Le règne de Constantin
Constantin et Licinius se disputèrent bientôt l’empire. Constantin attaqua son adversaire pour la première fois en 316, lui prenant les diocèses de Pannonie et de Mésie. Une trêve entre eux a duré 10 ans. En 316, Dioclétien mourut à Salone, qu’il n’avait jamais ressenti le désir de quitter malgré l’effondrement de sa création politique. Constantin et Licinius sont ensuite revenus aux principes de l’hérédité, désignant trois Césars potentiels parmi leurs fils respectifs, tous encore en bas âge, avec l’intention de sécuriser leurs dynasties (deux fils de Constantin et un de Licinius). Le concept dynastique, cependant, exigeait l’existence d’un seul empereur, qui imposait sa propre descendance. Bien que Constantin favorise les chrétiens, Licinius reprend les persécutions et, en 324, la guerre éclate à nouveau. Licinius, vaincu d’abord à Adrianople puis en Anatolie, fut obligé de se rendre et, avec son fils, fut exécuté.

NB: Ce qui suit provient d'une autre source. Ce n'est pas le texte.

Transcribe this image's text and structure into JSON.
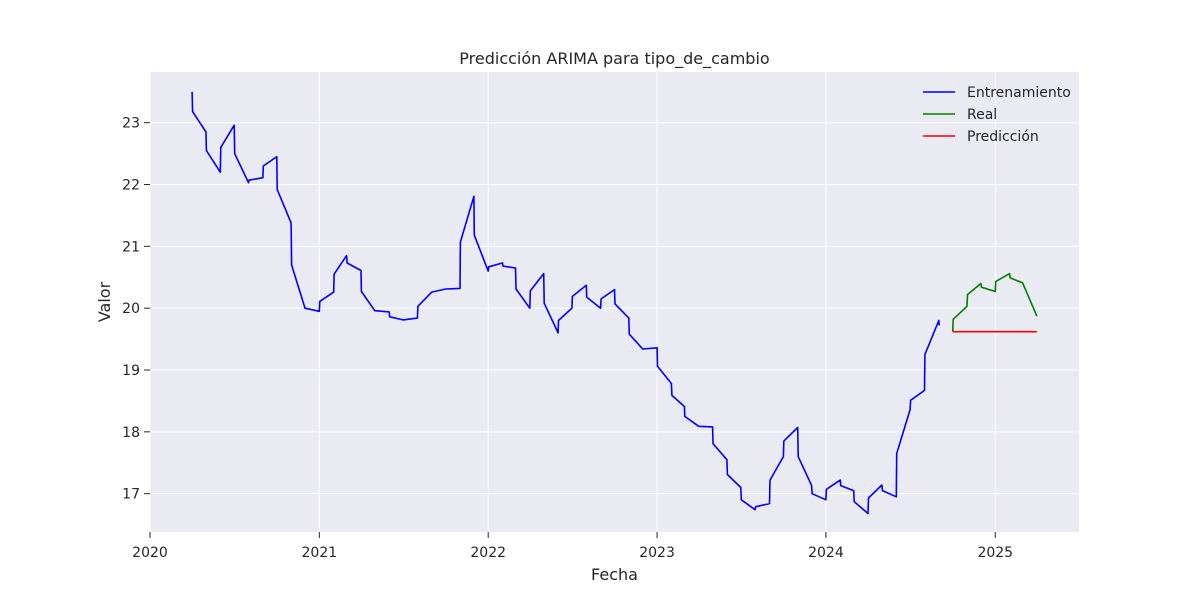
{
  "chart_data": {
    "type": "line",
    "title": "Predicción ARIMA para tipo_de_cambio",
    "xlabel": "Fecha",
    "ylabel": "Valor",
    "xlim": [
      "2020-01-01",
      "2025-07-01"
    ],
    "ylim": [
      16.38,
      23.82
    ],
    "x_ticks": [
      {
        "date": "2020-01-01",
        "label": "2020"
      },
      {
        "date": "2021-01-01",
        "label": "2021"
      },
      {
        "date": "2022-01-01",
        "label": "2022"
      },
      {
        "date": "2023-01-01",
        "label": "2023"
      },
      {
        "date": "2024-01-01",
        "label": "2024"
      },
      {
        "date": "2025-01-01",
        "label": "2025"
      }
    ],
    "y_ticks": [
      17,
      18,
      19,
      20,
      21,
      22,
      23
    ],
    "grid": true,
    "legend_position": "top-right",
    "series": [
      {
        "name": "Entrenamiento",
        "color": "#0000ff",
        "points": [
          [
            "2020-04-01",
            23.5
          ],
          [
            "2020-04-02",
            23.18
          ],
          [
            "2020-05-01",
            22.85
          ],
          [
            "2020-05-02",
            22.55
          ],
          [
            "2020-06-01",
            22.2
          ],
          [
            "2020-06-02",
            22.6
          ],
          [
            "2020-07-01",
            22.96
          ],
          [
            "2020-07-02",
            22.5
          ],
          [
            "2020-08-01",
            22.03
          ],
          [
            "2020-08-02",
            22.07
          ],
          [
            "2020-09-01",
            22.11
          ],
          [
            "2020-09-02",
            22.3
          ],
          [
            "2020-10-01",
            22.45
          ],
          [
            "2020-10-02",
            21.92
          ],
          [
            "2020-11-01",
            21.38
          ],
          [
            "2020-11-02",
            20.7
          ],
          [
            "2020-12-01",
            20.0
          ],
          [
            "2021-01-01",
            19.95
          ],
          [
            "2021-01-02",
            20.11
          ],
          [
            "2021-02-01",
            20.26
          ],
          [
            "2021-02-02",
            20.55
          ],
          [
            "2021-03-01",
            20.85
          ],
          [
            "2021-03-02",
            20.73
          ],
          [
            "2021-04-01",
            20.61
          ],
          [
            "2021-04-02",
            20.27
          ],
          [
            "2021-05-01",
            19.96
          ],
          [
            "2021-06-01",
            19.94
          ],
          [
            "2021-06-02",
            19.86
          ],
          [
            "2021-07-01",
            19.81
          ],
          [
            "2021-08-01",
            19.84
          ],
          [
            "2021-08-02",
            20.03
          ],
          [
            "2021-09-01",
            20.26
          ],
          [
            "2021-10-01",
            20.31
          ],
          [
            "2021-11-01",
            20.32
          ],
          [
            "2021-11-02",
            21.07
          ],
          [
            "2021-12-01",
            21.81
          ],
          [
            "2021-12-02",
            21.18
          ],
          [
            "2022-01-01",
            20.6
          ],
          [
            "2022-01-02",
            20.67
          ],
          [
            "2022-02-01",
            20.73
          ],
          [
            "2022-02-02",
            20.68
          ],
          [
            "2022-03-01",
            20.65
          ],
          [
            "2022-03-02",
            20.31
          ],
          [
            "2022-04-01",
            20.0
          ],
          [
            "2022-04-02",
            20.28
          ],
          [
            "2022-05-01",
            20.56
          ],
          [
            "2022-05-02",
            20.08
          ],
          [
            "2022-06-01",
            19.6
          ],
          [
            "2022-06-02",
            19.8
          ],
          [
            "2022-07-01",
            20.0
          ],
          [
            "2022-07-02",
            20.19
          ],
          [
            "2022-08-01",
            20.37
          ],
          [
            "2022-08-02",
            20.18
          ],
          [
            "2022-09-01",
            20.0
          ],
          [
            "2022-09-02",
            20.15
          ],
          [
            "2022-10-01",
            20.3
          ],
          [
            "2022-10-02",
            20.07
          ],
          [
            "2022-11-01",
            19.84
          ],
          [
            "2022-11-02",
            19.58
          ],
          [
            "2022-12-01",
            19.34
          ],
          [
            "2023-01-01",
            19.36
          ],
          [
            "2023-01-02",
            19.06
          ],
          [
            "2023-02-01",
            18.78
          ],
          [
            "2023-02-02",
            18.59
          ],
          [
            "2023-03-01",
            18.41
          ],
          [
            "2023-03-02",
            18.25
          ],
          [
            "2023-04-01",
            18.09
          ],
          [
            "2023-05-01",
            18.08
          ],
          [
            "2023-05-02",
            17.81
          ],
          [
            "2023-06-01",
            17.55
          ],
          [
            "2023-06-02",
            17.31
          ],
          [
            "2023-07-01",
            17.1
          ],
          [
            "2023-07-02",
            16.9
          ],
          [
            "2023-08-01",
            16.74
          ],
          [
            "2023-08-02",
            16.79
          ],
          [
            "2023-09-01",
            16.84
          ],
          [
            "2023-09-02",
            17.22
          ],
          [
            "2023-10-01",
            17.6
          ],
          [
            "2023-10-02",
            17.85
          ],
          [
            "2023-11-01",
            18.07
          ],
          [
            "2023-11-02",
            17.6
          ],
          [
            "2023-12-01",
            17.13
          ],
          [
            "2023-12-02",
            17.0
          ],
          [
            "2024-01-01",
            16.9
          ],
          [
            "2024-01-02",
            17.07
          ],
          [
            "2024-02-01",
            17.22
          ],
          [
            "2024-02-02",
            17.13
          ],
          [
            "2024-03-01",
            17.05
          ],
          [
            "2024-03-02",
            16.87
          ],
          [
            "2024-04-01",
            16.68
          ],
          [
            "2024-04-02",
            16.93
          ],
          [
            "2024-05-01",
            17.14
          ],
          [
            "2024-05-02",
            17.05
          ],
          [
            "2024-06-01",
            16.95
          ],
          [
            "2024-06-02",
            17.65
          ],
          [
            "2024-07-01",
            18.36
          ],
          [
            "2024-07-02",
            18.51
          ],
          [
            "2024-08-01",
            18.67
          ],
          [
            "2024-08-02",
            19.25
          ],
          [
            "2024-09-01",
            19.8
          ],
          [
            "2024-09-02",
            19.72
          ]
        ]
      },
      {
        "name": "Real",
        "color": "#008000",
        "points": [
          [
            "2024-10-01",
            19.62
          ],
          [
            "2024-10-02",
            19.82
          ],
          [
            "2024-11-01",
            20.03
          ],
          [
            "2024-11-02",
            20.22
          ],
          [
            "2024-12-01",
            20.4
          ],
          [
            "2024-12-02",
            20.34
          ],
          [
            "2025-01-01",
            20.27
          ],
          [
            "2025-01-02",
            20.43
          ],
          [
            "2025-02-01",
            20.56
          ],
          [
            "2025-02-02",
            20.49
          ],
          [
            "2025-03-01",
            20.41
          ],
          [
            "2025-04-01",
            19.87
          ]
        ]
      },
      {
        "name": "Predicción",
        "color": "#ff0000",
        "points": [
          [
            "2024-10-01",
            19.62
          ],
          [
            "2025-04-01",
            19.62
          ]
        ]
      }
    ]
  }
}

Ensuite, le troisième fils de Constantin, Constantius, a été à son tour nommé César, comme ses deux frères aînés, Crispus et Constantin le Jeune, l’avaient été quelque temps auparavant. La deuxième dynastie flavienne est ainsi fondée, et Constantin laisse croire que son père, Flavius Constantius (Chlorus), descend de Claudius Gothicus.

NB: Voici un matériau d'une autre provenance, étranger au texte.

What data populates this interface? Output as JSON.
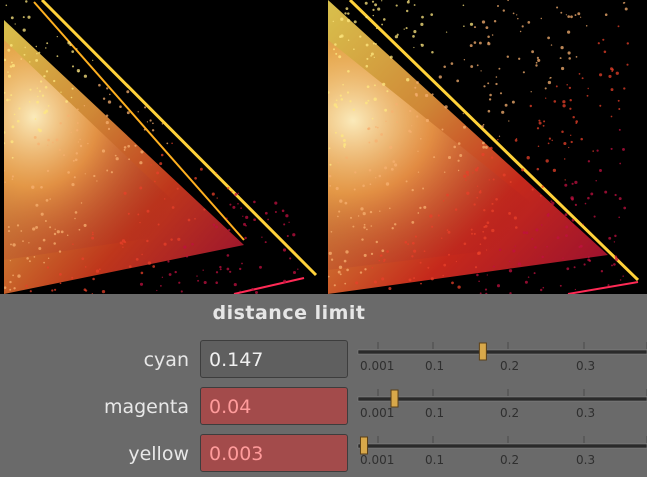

La conversion de Constantin au christianisme a eu un effet considérable. Comme son père, il avait été à l’origine un votaire du Soleil; vénérant au Grand Temple du Soleil dans les Vosges en Gaule, il avait eu sa première vision, bien que païenne. Au cours de sa campagne contre Maxence, il avait eu une deuxième vision — une croix éclairée dans le ciel — après quoi il avait peint sur les boucliers de ses hommes une figure qui était peut-être le monogramme du Christ (bien qu’il ait probablement confondu le Christ avec le Soleil dans sa manifestation sous le nom de summa divinitas). Après sa victoire, il s’est déclaré chrétien. Sa conversion reste quelque peu mystérieuse et ses contemporains — Lactance et Eusèbe de Césarée – ne sont guère éclairants et même assez contradictoires sur le sujet. Mais c’était sans doute une conversion sincère, car Constantin avait une tournure religieuse. Il était également progressiste et grandement influencé par les évêques compétents qui l’entouraient dès le début.

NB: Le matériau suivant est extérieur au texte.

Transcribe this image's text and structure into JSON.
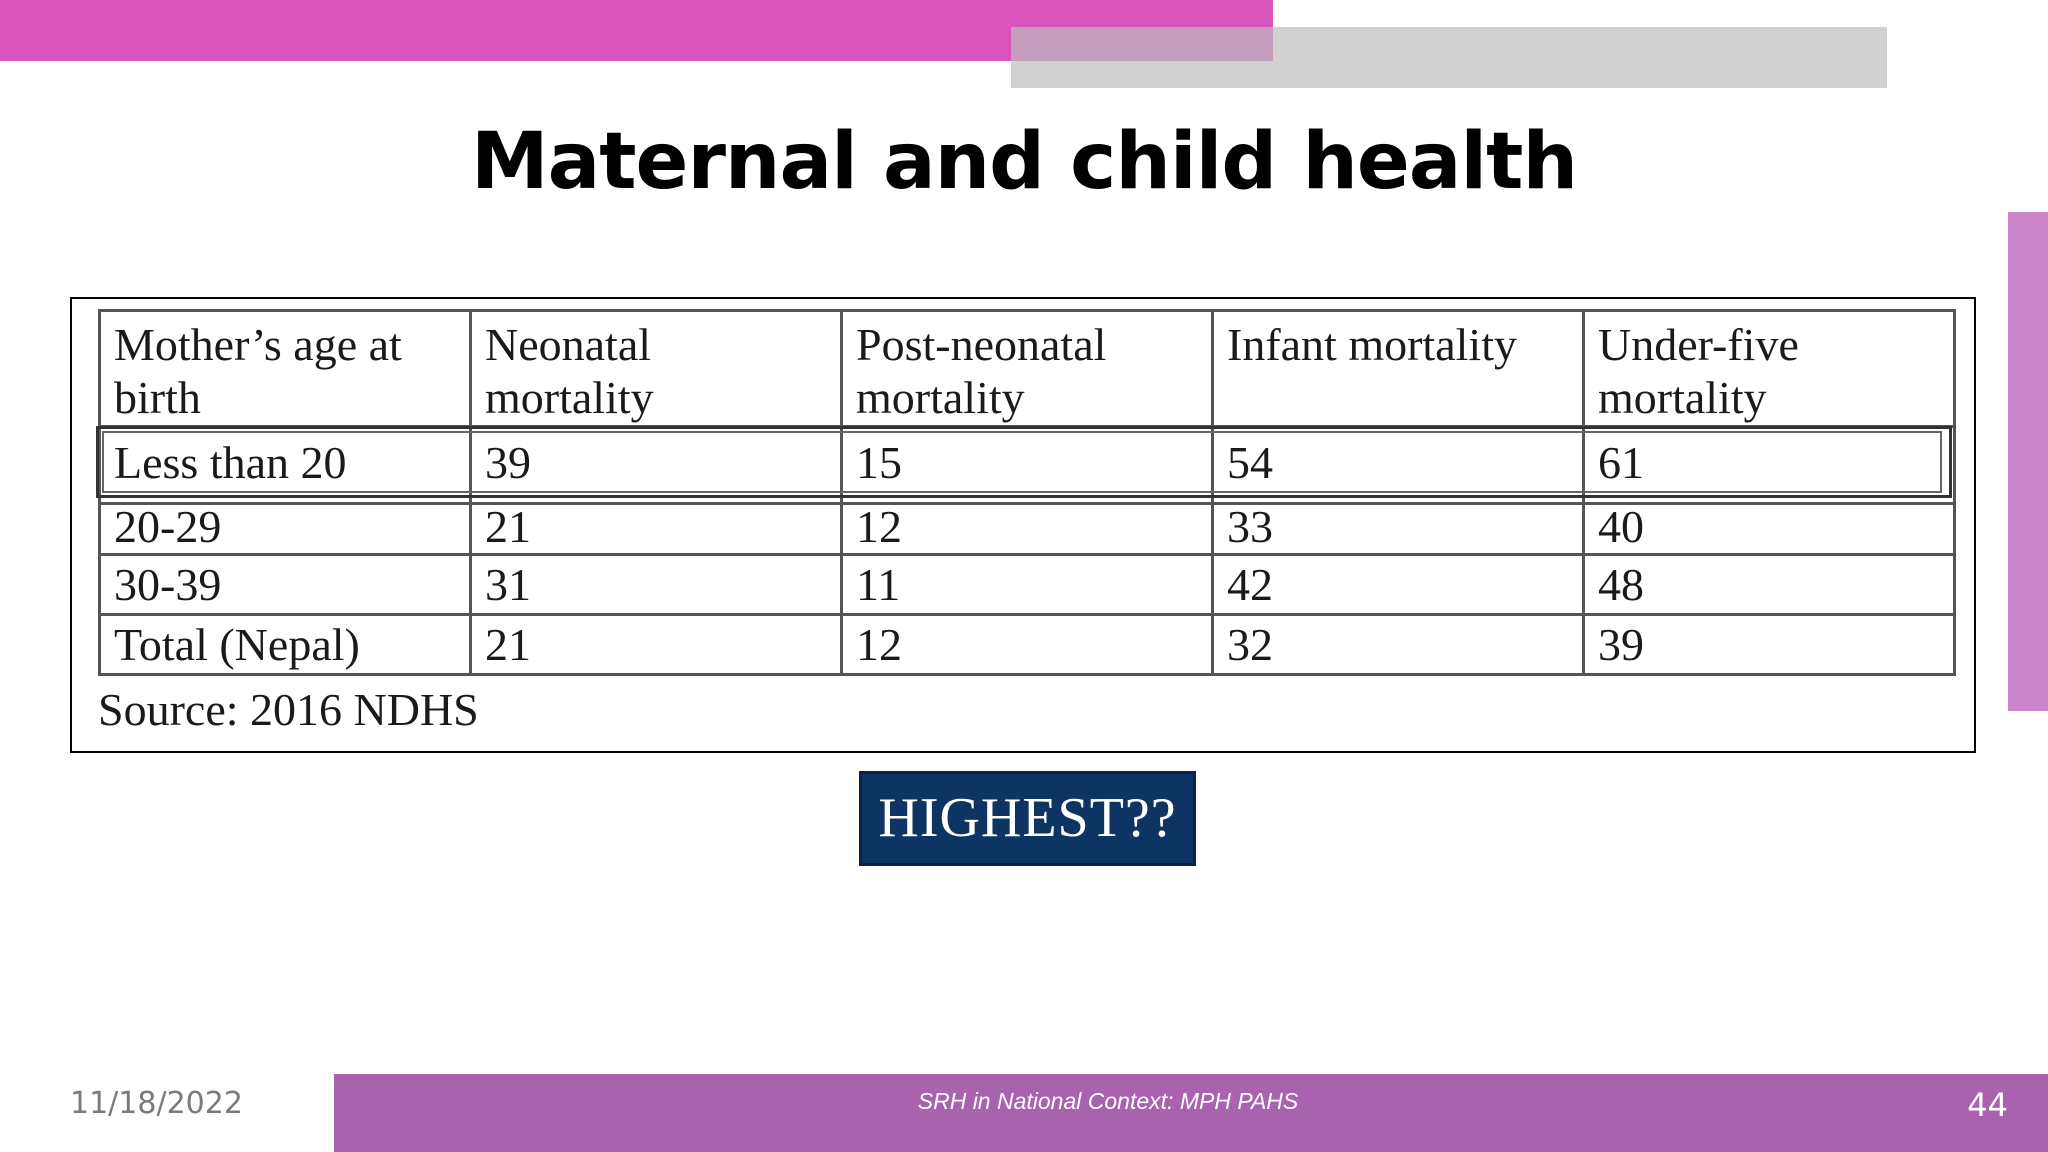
{
  "slide": {
    "title": "Maternal and child health",
    "source": "Source: 2016 NDHS",
    "callout": "HIGHEST??",
    "date": "11/18/2022",
    "footer": "SRH in National Context: MPH PAHS",
    "page_number": "44"
  },
  "table": {
    "headers": [
      "Mother’s age at birth",
      "Neonatal mortality",
      "Post-neonatal mortality",
      "Infant mortality",
      "Under-five mortality"
    ],
    "rows": [
      [
        "Less than 20",
        "39",
        "15",
        "54",
        "61"
      ],
      [
        "20-29",
        "21",
        "12",
        "33",
        "40"
      ],
      [
        "30-39",
        "31",
        "11",
        "42",
        "48"
      ],
      [
        "Total (Nepal)",
        "21",
        "12",
        "32",
        "39"
      ]
    ]
  },
  "colors": {
    "top_bar": "#d854bd",
    "side_accent": "#cc84c9",
    "footer_bar": "#a962ad",
    "callout_bg": "#0d3463"
  }
}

Jusqu’en 320-322 les symboles solaires sont apparus sur les monuments et les pièces de monnaie de Constantin, et il n’a jamais été un grand théologien. Pourtant, sa politique favorable envers les chrétiens ne faiblit jamais. Le christianisme était encore une religion minoritaire dans l’empire, surtout en Occident et dans les campagnes (et par conséquent au sein de sa propre armée), excluant ainsi la possibilité de tout calcul politique de sa part. Mais elle a été accueillie avec enthousiasme en Orient, et grâce à Constantin, la nouvelle religion a triomphé plus rapidement; son soutien officiel a conduit à la conversion de nombreux païens, bien qu’avec une sincérité douteuse parce qu’ils étaient indifférents dans leur conviction morale.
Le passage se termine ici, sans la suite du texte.